Faith: It’s easy to blame God when things don’t turn out like we think. It’s easy to forget that we do not know what the future holds or what is in other people’s hearts. It’s also easy to praise God and trust in Him when life is easy. It’s in the hard times and the wilderness seasons (the wilderness season will have its own blog post) where our faith can deepen if we allow and lean into it. I’ve spent the last several months digging into Scripture and worship music more than ever. I’m not sure that would have happened if God had allowed me to have what I thought I wanted at certain points in my life.

Friendship: One of the best things about being single is that I’ve been able to cultivate friendships and walk through life with those friends. It’s very easy when you’re married or in a relationship to let that person become your whole world. Cultivating other friendships allow you to not place all of your energy into one person and can help strengthen your relationship. Let’s be honest, how can we miss people if we don’t get a break from them? Everyone needs a circle of friends who can speak truth into their lives and who share their interests. I have yet to meet someone who shares every single one of my interests. That’s why I have a variety of friends so I can cultivate different interests. Plus, if the people in my life were exactly like me, I’d never try anything new!
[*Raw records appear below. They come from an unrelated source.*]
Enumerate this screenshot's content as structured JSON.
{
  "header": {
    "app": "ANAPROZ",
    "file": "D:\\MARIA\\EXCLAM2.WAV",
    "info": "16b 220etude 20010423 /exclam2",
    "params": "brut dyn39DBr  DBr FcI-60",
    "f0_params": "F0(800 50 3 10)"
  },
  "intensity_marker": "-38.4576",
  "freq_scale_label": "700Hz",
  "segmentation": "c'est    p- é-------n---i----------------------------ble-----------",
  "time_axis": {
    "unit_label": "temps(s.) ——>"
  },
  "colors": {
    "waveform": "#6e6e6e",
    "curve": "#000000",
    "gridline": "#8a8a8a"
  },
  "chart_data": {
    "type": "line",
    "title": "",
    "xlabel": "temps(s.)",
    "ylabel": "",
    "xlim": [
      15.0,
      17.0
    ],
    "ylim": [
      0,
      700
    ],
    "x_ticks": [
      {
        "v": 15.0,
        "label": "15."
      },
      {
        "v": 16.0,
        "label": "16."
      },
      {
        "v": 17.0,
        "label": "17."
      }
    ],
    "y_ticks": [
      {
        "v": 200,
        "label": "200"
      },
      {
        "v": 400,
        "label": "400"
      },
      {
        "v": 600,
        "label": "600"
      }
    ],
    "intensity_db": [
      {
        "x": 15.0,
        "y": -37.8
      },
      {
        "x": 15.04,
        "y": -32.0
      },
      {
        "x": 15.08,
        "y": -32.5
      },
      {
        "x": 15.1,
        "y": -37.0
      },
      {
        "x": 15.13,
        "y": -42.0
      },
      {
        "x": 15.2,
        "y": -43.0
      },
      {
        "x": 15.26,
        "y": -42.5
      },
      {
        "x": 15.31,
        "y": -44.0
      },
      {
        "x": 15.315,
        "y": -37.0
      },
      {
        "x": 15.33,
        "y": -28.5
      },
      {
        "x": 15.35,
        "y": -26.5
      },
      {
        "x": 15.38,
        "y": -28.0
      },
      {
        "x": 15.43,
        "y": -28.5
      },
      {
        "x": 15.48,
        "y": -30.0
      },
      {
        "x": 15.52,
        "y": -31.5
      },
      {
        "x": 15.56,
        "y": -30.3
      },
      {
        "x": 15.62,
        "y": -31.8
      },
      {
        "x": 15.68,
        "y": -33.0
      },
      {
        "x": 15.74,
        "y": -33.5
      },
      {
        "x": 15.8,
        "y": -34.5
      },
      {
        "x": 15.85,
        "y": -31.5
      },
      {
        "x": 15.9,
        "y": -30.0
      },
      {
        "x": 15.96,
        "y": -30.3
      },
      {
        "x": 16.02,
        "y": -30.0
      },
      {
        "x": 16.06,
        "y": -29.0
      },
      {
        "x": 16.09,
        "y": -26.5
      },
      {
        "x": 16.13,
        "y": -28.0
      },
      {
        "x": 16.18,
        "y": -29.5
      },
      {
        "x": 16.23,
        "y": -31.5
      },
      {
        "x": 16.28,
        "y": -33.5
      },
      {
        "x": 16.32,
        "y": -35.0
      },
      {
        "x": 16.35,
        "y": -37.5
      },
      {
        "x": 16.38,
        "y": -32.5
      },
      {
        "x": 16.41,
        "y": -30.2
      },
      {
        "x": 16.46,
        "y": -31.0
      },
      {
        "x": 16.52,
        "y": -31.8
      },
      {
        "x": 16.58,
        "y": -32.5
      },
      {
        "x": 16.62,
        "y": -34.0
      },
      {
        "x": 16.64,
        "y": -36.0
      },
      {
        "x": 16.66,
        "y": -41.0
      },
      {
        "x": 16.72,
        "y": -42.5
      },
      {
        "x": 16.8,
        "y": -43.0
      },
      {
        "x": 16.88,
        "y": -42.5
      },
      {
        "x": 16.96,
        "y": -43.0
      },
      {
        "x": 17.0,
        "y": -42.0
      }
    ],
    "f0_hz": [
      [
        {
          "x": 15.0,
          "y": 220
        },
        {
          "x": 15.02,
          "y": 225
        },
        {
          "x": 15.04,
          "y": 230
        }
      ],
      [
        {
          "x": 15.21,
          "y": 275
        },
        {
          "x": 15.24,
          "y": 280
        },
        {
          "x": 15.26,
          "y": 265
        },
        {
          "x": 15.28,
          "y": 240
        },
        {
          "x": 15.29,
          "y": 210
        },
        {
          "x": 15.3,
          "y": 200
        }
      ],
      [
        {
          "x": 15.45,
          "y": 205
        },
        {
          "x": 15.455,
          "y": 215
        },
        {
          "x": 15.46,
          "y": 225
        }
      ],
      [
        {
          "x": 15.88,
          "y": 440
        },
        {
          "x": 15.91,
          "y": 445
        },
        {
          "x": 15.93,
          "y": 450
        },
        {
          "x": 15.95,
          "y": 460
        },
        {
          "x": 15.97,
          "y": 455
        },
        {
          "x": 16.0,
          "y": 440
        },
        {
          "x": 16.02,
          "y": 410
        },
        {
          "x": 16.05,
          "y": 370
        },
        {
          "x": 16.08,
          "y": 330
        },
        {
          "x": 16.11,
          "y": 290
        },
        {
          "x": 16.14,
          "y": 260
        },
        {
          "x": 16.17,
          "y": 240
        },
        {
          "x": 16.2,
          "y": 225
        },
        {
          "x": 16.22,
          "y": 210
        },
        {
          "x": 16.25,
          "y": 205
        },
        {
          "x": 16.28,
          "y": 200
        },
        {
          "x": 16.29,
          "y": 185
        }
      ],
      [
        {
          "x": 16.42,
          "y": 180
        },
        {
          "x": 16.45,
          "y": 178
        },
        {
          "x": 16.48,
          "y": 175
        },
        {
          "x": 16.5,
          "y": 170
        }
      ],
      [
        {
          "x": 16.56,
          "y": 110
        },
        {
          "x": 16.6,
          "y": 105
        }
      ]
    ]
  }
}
It’s so easy to get stuck in what we think we should have or what our life should look like. What I’ve found is that when we fully trust in God’s plan and open ourself up to the potential in front of us, life can be a beautiful and surprising thing. My advice to you is not to waste any moment of your life by focusing on what you don’t have. Embrace every opportunity and have fun! Travel as often as you can and explore what’s around you. I’ve been on missions trips, I’ve flown to Dallas, I’ve skydived and I’ve had too many other experiences to list here. Sure, there are parts of my life that I wish were different but I refuse to rob myself of living a full and wonderful life by pouting. I am glad that my life didn’t completely turn out like I thought because it’s becoming better than I would have dreamed for myself.

People grow through experience if they meet life honestly and courageously. This is how character is built.